Progesterone was observed to improve treatment and recovery in women after traumatic brain injury (TBI), prompting interest in clinical trials to see how the hormone would fare. Unfortunately, a study has shown that the hormone was no more effective than placebo in treating TBI.
Published in the New England Journal of Medicine, the study was called ProTECT III. It was originally planned that 1,140 TBI patients would be included but the number was cut to 882 after it was determined that additional enrollment would not be beneficial anyway. From July 2009 to November 2013, favorable and survival outcomes (as measured by improvements in Glasgow Coma Scores) were assessed in patients across 49 trauma centers in the United States and results showed that there was not a significant difference between the scores of the progesterone-treated group and the placebo group.
In those who were given the hormone, favorable outcomes were present in 51 percent of the progesterone-treated group while those given placebos registered 56 percent. In terms of mortality rates after six months, the progesterone-treated group logged 18.8 percent while the placebo group got 15.7 percent.
According to David Wright, M.D., emergency medicine research vice chair and associate professor at Emory University and lead investigator for the study, results were plainly disappointing. Preclinical data on progesterone's neuroprotective effects were compelling but unfortunately did not translate to the clinical trial with TBI patients.
Progesterone is a naturally occurring hormone in both men and women, a steroid produced to support reproductive functions and brain development. It was administered by infusion through a four-day period and was generally tolerated well, with similar adverse effects in both groups. Phlebitis, a vein inflammation, however, was more prevalent in the progesterone-treated group.
"The trial results were not what we had hoped. Scientists must now redouble their efforts to develop treatments that protect the brain and enhance its natural recovery mechanisms," said Walter Koroshetz, M.D., National Institute of Neurological Disorders and Stroke acting director.

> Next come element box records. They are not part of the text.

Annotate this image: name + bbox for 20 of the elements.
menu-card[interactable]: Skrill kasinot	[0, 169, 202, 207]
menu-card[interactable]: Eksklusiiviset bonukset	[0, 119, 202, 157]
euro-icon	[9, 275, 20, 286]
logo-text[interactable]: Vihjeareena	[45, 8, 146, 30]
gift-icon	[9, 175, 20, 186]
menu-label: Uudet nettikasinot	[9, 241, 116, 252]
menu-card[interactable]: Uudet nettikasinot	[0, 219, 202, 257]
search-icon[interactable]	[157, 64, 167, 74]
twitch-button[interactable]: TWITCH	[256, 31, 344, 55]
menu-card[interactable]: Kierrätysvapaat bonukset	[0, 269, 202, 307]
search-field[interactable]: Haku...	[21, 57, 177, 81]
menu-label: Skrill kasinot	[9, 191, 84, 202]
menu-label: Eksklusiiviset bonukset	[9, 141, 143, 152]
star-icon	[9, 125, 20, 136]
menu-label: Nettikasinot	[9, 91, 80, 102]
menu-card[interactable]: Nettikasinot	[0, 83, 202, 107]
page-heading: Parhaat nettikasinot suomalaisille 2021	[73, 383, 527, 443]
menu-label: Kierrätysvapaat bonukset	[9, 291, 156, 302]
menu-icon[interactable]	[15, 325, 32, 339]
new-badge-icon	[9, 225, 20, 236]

He added that animal studies must be aggressively pursued to establish desired effects in people before late-stage trials are started as this will clue researchers in on the right amount and duration for a dose.
Supported by the National Institute of Neurological Disorders and Stroke, the study was organized as part of the Neurological Emergencies Treatment Trials network. Researchers from the University of Michigan provided coordination and oversight while the Medical University of South Carolina took care of data analysis. Emory neurology professor Michael Frankel, M.D. also pitched in as principal investigator on-site at the Grady Memorial Hospital.